A questo diabolico intervento si collega la curiosa trovata di padre Agostino, della quale ci occuperemo in appresso, di servirsi cioè nella sua corrispondenza del latino, greco e francese. 
c) La frequenza e la lunghezza delle lettere era condizionata anche dalle assillanti occupazioni di ministero, soprattutto a partire dal 1919, quando le folle cominciarono a riversarsi al convento di San Giovanni Rotondo. Padre Pio si scusa presso i direttori, anche se questi - particolarmente padre Benedetto - non credono facilmente a tale impedimento.  
Il 25 agosto 1920 scriveva a padre Agostino: "Cosa dirvi del mio spirito? Troppo lungo sarebbe il dirvelo ed il tempo mi manca. Solo vi prego di pregare e far pregare per me il buon Gesù, affinché si compia su di me sempre e tutta la sua santissima volontà".  
La stessa giustificazione e motivo ritorna in parecchie lettere indirizzate al padre Benedetto, come in questa:  "Il lavoro che mi preme e mi opprime continuamente senza interruzione, sia di giorno che di notte, ed i miei mali fisici, che da più giorni si vanno accentuando [...]. Lavoro sempre sopra dolore ed il lavoro è tanto che non mi dà mai tempo di piegarmi sopra me stesso, ed è un vero miracolo se non perdo la testa" (14 3 1921);  
"Non risposi - spiega allo stesso padre Benedetto - innanzitutto perché non ho avuto un momento libero, sebbene voi, come sempre, non ci credete" (24 12 1921).  

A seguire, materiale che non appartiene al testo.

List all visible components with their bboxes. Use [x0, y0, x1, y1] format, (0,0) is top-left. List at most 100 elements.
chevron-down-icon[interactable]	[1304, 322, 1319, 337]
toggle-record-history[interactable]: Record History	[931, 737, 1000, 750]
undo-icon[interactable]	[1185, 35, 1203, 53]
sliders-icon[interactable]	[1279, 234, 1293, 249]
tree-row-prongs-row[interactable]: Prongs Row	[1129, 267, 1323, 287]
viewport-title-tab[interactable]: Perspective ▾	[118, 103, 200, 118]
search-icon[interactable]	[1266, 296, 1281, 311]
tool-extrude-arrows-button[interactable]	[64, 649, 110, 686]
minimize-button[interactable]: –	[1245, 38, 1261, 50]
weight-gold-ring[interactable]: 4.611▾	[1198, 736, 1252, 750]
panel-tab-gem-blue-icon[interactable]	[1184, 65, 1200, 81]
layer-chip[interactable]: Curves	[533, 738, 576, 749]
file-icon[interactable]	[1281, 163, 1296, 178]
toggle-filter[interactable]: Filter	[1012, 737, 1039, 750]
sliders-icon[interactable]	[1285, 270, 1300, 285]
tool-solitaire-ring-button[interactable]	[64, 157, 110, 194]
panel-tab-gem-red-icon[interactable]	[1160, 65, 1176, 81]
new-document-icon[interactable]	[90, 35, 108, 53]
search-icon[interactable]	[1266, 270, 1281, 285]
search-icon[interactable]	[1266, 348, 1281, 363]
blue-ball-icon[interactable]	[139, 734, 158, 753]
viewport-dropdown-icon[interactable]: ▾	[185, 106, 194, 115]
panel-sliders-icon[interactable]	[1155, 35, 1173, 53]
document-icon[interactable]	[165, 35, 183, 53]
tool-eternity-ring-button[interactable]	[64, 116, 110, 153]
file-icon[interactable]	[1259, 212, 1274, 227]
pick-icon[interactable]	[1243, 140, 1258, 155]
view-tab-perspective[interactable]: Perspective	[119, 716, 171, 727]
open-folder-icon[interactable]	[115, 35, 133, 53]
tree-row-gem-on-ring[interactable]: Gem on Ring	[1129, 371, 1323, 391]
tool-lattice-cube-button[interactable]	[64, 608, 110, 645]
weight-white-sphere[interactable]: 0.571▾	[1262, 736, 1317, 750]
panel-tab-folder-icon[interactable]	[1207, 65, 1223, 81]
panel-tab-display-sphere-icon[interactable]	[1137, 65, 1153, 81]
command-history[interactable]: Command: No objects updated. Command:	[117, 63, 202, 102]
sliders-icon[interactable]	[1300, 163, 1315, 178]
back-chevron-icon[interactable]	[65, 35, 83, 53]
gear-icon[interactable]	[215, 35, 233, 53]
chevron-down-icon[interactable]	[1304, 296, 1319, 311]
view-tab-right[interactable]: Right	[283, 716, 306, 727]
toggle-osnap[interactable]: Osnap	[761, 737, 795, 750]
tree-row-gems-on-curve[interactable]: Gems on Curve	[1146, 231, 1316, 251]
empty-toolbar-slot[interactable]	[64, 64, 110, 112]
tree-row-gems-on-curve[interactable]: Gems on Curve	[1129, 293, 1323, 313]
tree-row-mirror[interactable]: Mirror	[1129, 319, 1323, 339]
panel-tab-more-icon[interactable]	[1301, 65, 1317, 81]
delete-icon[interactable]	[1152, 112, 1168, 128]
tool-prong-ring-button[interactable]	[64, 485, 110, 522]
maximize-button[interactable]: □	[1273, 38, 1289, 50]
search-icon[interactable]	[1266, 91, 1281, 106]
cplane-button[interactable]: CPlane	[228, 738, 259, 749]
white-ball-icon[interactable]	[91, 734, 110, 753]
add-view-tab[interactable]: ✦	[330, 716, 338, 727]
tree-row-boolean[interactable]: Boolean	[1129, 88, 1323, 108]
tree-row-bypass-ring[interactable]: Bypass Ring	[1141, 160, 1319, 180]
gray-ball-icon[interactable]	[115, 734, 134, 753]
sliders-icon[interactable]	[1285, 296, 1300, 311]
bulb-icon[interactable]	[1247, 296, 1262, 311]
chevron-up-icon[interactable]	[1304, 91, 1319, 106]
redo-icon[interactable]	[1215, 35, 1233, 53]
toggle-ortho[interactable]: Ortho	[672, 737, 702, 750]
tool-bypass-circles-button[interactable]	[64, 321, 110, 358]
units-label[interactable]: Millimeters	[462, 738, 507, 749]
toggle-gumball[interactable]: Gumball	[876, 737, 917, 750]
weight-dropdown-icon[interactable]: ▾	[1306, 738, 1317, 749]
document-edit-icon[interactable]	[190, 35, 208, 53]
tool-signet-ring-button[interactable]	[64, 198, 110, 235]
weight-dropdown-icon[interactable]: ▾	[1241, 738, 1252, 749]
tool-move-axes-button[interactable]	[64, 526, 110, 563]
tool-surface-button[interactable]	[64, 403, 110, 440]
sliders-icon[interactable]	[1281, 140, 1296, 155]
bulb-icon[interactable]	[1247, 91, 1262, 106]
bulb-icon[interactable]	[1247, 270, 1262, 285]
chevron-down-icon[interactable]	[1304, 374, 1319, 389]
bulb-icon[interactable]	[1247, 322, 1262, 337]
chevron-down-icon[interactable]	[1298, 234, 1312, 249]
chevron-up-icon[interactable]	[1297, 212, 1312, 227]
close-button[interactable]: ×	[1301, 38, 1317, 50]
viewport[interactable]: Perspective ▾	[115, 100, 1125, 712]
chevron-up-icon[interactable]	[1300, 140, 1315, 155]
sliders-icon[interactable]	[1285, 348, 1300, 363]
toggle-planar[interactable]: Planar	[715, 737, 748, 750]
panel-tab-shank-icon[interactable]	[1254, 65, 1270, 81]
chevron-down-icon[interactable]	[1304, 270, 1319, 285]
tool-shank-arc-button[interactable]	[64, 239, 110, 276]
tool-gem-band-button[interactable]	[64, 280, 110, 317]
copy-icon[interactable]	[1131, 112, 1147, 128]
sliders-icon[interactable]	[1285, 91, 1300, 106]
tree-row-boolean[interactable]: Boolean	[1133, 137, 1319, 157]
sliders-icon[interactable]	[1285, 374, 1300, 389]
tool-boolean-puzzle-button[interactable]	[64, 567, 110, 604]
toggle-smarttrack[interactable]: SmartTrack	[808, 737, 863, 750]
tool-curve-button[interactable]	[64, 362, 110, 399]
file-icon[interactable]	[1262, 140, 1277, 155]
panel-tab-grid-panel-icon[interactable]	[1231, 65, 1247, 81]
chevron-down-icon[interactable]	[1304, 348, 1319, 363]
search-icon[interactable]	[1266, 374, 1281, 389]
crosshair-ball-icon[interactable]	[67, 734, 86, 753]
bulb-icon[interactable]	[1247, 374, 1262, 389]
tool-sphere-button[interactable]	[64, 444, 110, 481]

Tali sono alcuni dei motivi principali che spiegano e giustificano il numero e la forma delle lettere della presente raccolta. 
La loro autenticità è fuori dubbio. Sia quelle di padre Pio che quelle dei suoi direttori sono state trascritte dagli autografi, quindi ogni sospetto a riguardo sarebbe infondato. A questo criterio di valore incontrovertibile si aggiunge il criterio interno del contenuto e della dottrina: dalla prima pagina sino all'ultima si riscontra sempre la stessa linea continua, sempre lo stesso personaggio, la medesima ricerca dello stesso ideale, battendo la stessa strada.